Não, não me sinto ofendido, nem sequer me ruborizo por esta linguagem – simplesmente acho-a infanto-juvenil, como mais este exemplo absolutamente idiota, na página 181:

“a prova de que o português, em focando-se e trabalhando em grupo (!!! Exclamações minhas), é capaz de expulsar qualquer um e reclamar o que é seu. E havia que afastar da cachimónia a ideia de pequenez lusitana, a ladainha do povo simpático sempre enrabado pela sarda estranja, dos bons costumes a troco da gorjeta liliputiana…”

O autor parece enfeitiçado pelos termos “camurço” e “sarda”.

Chega de exemplos.

Fiz em esforço do caralho para ler esta preciosa merda até quase às 300 páginas e assusto-me só de pensar que ainda vai sair mais um volume.

A culpa é apenas do tipo do Público, cuja entrevista me fez despertar o interesse por esta miséria.

Volta Rebordão Navarro!

“Maligna Ofélia!
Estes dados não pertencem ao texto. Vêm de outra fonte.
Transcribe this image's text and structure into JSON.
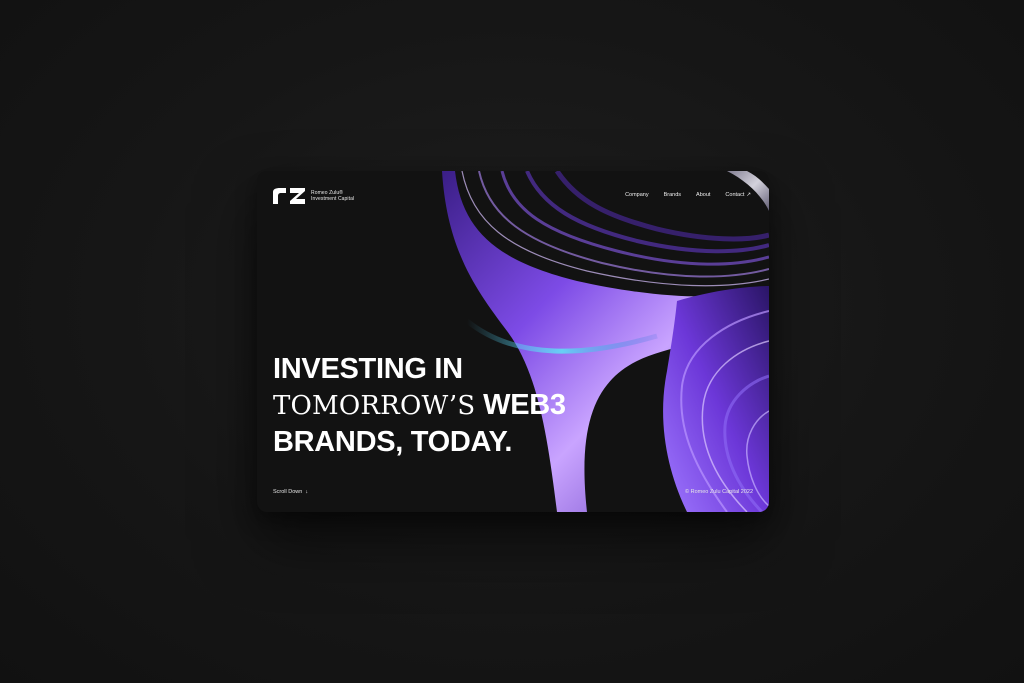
{
  "brand": {
    "name_line1": "Romeo Zulu®",
    "name_line2": "Investment Capital"
  },
  "nav": {
    "items": [
      {
        "label": "Company"
      },
      {
        "label": "Brands"
      },
      {
        "label": "About"
      },
      {
        "label": "Contact"
      }
    ],
    "contact_arrow": "↗"
  },
  "hero": {
    "line1": "INVESTING IN",
    "line2_serif": "TOMORROW’S",
    "line2_rest": "WEB3",
    "line3": "BRANDS, TODAY."
  },
  "footer": {
    "scroll_label": "Scroll Down",
    "scroll_arrow": "↓",
    "copyright": "© Romeo Zulu Capital 2022"
  },
  "colors": {
    "page_background": "#161616",
    "card_background": "#121212",
    "text": "#ffffff",
    "accent_purple": "#7b3fe4",
    "accent_violet": "#5b2bc7",
    "accent_cyan": "#55d8f0"
  }
}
Deves estar na tarde de domingo num café de domingo, com famílias passadas a papel químico, filhas iguais às mães, filhos iguais aos pais, criados baralhados nas contas, queixando-se dos joanetes e um cego que senta numa cadeira vazia e toca duas músicas antigas num acordeão ainda mais antigo, enquanto o seu acólito, um tipo de oleosa, doentia gordura explodindo no intervalo das rugas, passa de mesa em mesa uma caixa-mealheiro onde os cavalheiros depositam o seu pequeno óbulo”.
(in “O Discurso da Desordem”, 1972)

Mas o que me deu nesta cabeça, para me lembrar deste pequeno-grande livro do Rebordão Navarro quando li a entrevista ao autor deste “O Desfufador”.